Planning Minister Tony Kelly on the weekend announced the heritage listing of the Myall Creek massacre site, where 30 Aboriginal men, women and children were slaughtered by white stockmen in the early 19th century.
NSWALC Chairwoman Bev Manton today welcomed the move, saying it was an important step in the healing process.
"The Myall Creek massacre represents an abhorrent time in Australia's history." Ms Manton said.
"It was not a single abhorrent act - it was just one of many massacres carried out by white settlers around the nation during the days of frontier war.
"But it also represents, in part, a turning point for Aboriginal justice. It was the first time in our history that the white perpetrators were held to account for an Aboriginal massacre.
"This is a part of Australian heritage that should never be forgotten if we want to heal the scars of the past and I thank the NSW government for recognizing this."
But Ms Manton says it is heavily ironic it has come from a government that has refused to ensure greater cultural heritage protection throughout the state.

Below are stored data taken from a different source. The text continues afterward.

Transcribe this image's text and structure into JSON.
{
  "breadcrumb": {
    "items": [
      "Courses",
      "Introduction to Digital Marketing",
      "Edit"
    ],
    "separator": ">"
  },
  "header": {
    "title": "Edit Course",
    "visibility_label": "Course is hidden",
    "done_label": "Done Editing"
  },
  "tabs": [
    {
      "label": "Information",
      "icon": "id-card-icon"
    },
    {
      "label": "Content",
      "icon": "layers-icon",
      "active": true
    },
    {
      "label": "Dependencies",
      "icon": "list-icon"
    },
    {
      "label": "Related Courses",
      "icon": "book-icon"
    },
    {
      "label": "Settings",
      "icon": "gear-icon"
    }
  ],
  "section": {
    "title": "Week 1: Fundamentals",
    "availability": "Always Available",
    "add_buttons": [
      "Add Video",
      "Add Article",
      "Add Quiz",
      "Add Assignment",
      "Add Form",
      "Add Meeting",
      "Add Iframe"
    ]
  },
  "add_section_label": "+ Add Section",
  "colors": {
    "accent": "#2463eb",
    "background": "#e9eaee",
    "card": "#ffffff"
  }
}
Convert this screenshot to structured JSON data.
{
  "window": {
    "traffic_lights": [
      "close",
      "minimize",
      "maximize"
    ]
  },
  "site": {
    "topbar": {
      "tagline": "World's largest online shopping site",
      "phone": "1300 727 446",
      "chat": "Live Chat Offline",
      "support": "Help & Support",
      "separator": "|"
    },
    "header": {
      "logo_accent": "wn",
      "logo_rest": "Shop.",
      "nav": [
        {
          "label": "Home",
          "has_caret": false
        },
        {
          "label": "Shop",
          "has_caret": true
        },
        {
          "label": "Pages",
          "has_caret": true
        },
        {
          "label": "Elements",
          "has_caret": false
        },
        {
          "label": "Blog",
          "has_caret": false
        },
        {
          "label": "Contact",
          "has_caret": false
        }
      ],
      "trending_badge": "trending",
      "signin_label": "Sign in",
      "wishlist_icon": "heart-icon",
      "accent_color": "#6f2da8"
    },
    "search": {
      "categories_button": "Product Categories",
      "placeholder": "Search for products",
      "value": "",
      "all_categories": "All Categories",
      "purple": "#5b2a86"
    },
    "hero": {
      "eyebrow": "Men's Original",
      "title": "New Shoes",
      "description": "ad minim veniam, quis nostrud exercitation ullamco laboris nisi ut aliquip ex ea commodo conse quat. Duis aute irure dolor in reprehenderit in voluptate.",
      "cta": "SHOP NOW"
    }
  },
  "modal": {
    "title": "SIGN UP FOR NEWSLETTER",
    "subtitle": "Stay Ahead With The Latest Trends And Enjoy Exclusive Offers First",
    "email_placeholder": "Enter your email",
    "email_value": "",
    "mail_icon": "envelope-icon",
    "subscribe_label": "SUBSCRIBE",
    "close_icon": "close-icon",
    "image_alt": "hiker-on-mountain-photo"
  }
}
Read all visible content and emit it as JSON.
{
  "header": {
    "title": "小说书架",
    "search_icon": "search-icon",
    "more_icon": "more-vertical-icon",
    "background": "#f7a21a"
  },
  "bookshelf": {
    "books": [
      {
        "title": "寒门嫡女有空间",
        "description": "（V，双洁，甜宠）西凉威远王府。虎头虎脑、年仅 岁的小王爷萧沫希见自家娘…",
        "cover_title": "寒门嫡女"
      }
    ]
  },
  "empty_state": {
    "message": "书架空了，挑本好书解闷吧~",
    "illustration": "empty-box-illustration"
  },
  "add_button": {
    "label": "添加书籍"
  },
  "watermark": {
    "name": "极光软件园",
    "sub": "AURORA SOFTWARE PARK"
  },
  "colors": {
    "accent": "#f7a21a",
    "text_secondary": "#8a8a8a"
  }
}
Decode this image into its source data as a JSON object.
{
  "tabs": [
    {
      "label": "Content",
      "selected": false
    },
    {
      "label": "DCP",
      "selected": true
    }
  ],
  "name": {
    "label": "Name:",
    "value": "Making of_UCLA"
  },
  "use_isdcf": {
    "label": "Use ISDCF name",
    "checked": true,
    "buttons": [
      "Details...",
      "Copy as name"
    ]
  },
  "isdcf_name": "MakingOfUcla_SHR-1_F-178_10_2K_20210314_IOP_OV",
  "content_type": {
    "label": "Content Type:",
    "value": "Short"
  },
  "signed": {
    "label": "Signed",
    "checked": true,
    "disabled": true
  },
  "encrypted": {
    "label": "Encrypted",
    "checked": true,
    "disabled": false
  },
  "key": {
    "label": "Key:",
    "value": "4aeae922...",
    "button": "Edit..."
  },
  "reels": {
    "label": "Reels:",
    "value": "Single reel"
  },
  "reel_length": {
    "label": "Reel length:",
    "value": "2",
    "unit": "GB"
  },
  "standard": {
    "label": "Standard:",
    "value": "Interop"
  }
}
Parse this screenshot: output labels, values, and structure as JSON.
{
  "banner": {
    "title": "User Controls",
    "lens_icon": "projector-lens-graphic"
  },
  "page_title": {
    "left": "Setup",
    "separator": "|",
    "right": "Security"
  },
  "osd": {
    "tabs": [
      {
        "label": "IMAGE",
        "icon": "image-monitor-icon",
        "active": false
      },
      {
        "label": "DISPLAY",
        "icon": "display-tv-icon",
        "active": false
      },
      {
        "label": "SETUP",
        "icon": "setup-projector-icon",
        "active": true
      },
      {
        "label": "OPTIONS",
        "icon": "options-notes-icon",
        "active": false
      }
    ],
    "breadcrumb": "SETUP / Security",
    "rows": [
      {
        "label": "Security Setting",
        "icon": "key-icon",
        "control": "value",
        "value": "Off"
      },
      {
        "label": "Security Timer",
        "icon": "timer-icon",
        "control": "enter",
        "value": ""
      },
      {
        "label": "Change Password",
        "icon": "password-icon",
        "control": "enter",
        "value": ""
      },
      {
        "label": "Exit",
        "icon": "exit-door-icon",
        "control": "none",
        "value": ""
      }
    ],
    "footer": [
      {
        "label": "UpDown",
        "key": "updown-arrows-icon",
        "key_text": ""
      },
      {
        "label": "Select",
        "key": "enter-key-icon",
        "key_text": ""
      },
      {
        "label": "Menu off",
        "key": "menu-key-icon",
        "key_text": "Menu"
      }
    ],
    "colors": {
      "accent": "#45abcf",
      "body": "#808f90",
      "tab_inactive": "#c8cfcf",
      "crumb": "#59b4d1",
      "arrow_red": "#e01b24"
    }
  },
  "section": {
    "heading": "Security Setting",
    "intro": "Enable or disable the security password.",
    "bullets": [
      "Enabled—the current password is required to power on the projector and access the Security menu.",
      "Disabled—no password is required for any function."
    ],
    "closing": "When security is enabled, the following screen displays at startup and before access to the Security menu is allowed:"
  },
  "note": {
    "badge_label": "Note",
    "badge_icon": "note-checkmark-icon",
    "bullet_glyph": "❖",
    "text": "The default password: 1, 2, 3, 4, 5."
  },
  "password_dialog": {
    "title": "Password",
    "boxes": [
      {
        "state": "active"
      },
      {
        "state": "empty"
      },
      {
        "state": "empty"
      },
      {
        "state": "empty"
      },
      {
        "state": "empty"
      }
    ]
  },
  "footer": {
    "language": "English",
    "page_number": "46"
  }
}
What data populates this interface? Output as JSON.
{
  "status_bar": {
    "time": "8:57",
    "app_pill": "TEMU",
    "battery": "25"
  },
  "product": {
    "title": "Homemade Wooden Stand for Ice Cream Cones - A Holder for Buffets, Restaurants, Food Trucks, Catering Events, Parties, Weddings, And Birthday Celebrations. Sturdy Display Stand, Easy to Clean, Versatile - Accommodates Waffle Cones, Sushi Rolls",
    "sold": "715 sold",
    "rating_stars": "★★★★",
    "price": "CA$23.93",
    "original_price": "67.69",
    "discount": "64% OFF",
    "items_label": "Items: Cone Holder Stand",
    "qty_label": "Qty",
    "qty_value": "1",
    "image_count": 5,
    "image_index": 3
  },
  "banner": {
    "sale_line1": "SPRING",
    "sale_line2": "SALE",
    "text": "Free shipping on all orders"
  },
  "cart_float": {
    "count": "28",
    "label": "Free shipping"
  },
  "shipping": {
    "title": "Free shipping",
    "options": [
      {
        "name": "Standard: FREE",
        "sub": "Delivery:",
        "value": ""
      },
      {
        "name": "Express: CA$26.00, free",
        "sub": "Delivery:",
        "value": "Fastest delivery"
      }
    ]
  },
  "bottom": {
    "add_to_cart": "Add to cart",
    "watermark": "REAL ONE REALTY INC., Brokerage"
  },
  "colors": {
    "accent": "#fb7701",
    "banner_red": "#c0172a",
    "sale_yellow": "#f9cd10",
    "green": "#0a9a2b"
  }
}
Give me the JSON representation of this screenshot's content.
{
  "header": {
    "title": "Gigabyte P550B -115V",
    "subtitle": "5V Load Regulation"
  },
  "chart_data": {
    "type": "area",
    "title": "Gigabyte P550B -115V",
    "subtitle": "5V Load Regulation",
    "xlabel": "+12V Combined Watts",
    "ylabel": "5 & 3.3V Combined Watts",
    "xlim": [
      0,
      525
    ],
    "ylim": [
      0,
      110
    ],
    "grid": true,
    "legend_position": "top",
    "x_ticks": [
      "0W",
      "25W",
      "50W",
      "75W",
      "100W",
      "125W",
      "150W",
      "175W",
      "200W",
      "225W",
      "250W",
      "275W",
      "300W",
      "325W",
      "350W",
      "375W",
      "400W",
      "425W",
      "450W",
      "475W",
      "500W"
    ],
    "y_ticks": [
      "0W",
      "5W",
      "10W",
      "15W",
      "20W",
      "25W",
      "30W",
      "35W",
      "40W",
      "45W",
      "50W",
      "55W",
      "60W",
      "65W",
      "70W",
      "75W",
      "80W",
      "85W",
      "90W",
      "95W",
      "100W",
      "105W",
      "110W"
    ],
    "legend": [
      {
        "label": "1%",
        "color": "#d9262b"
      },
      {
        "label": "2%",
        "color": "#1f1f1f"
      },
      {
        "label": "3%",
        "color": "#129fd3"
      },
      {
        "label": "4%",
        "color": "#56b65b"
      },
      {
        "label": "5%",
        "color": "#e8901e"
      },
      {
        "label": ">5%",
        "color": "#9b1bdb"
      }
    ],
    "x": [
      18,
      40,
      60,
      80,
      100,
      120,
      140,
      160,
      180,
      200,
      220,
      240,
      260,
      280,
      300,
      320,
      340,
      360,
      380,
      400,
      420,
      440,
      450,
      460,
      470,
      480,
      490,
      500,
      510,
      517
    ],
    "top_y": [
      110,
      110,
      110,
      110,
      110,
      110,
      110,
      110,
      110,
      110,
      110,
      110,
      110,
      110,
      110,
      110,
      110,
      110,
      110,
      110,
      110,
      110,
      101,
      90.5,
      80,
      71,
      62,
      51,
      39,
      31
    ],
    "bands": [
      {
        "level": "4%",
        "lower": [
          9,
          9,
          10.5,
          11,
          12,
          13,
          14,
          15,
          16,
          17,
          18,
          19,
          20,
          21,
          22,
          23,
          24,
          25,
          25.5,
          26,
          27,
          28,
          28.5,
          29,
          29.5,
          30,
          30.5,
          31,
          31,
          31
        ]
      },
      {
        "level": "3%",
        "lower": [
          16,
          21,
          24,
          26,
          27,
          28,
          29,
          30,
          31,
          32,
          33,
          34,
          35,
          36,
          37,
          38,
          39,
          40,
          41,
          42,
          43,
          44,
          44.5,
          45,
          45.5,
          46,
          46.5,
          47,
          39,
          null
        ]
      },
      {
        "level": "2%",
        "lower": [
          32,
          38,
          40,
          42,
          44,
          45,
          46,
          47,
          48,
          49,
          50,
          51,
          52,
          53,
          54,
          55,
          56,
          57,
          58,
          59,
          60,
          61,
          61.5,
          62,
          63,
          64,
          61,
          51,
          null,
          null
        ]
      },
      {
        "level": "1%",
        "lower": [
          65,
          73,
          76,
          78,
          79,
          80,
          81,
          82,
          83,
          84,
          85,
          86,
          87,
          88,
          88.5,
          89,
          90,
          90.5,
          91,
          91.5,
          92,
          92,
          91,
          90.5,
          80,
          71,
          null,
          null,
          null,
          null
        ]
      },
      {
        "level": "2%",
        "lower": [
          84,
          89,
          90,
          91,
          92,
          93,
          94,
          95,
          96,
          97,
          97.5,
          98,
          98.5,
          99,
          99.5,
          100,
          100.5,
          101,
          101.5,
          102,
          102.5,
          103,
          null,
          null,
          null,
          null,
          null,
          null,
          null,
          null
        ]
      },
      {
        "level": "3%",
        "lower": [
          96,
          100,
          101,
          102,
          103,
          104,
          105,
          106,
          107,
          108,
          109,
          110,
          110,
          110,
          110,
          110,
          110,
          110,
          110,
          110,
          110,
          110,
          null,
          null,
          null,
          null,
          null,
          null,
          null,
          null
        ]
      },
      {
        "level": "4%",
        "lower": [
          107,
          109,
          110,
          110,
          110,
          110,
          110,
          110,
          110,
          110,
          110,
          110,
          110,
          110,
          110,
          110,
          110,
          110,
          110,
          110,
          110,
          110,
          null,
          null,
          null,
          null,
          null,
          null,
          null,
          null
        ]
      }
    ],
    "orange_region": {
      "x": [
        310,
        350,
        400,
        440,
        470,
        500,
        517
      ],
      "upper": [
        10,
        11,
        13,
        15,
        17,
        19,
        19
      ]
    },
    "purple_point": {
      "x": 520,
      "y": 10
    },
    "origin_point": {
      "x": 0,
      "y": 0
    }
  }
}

"While it is important to recognize massacre sites, which are as much a part of Australia's European heritage as they are Aboriginal, it is astounding that the government isn't as enthused about protecting other cultural heritage sites.
"This form of protection cannot happen without control being placed back in Aboriginal hands.
"Right now, our heritage is currently at the whim of government, which is too great a threat to ignore.
"That is why we have consistently called for an independent Aboriginal heritage commission to ensure we are able to protect it."
Ms Manton says the devastating impact of a lack of control can be seen in the stoush over the Brighton bypass - which has already damaged thousand year old Aboriginal artifacts.
"The Tasmanian government is currently riding roughshod over the rights of Aboriginal people with its bypass. The irreversible damage the project has, and will continue to cause is a tragedy.
"This should not be replicated in New South Wales.
"This heritage listing should not be an empty gesture, and if the government is as serious about heritage protection as it says it is, it will work comprehensively with Aboriginal communities to ensure what is occurring in Tasmania will never occur here."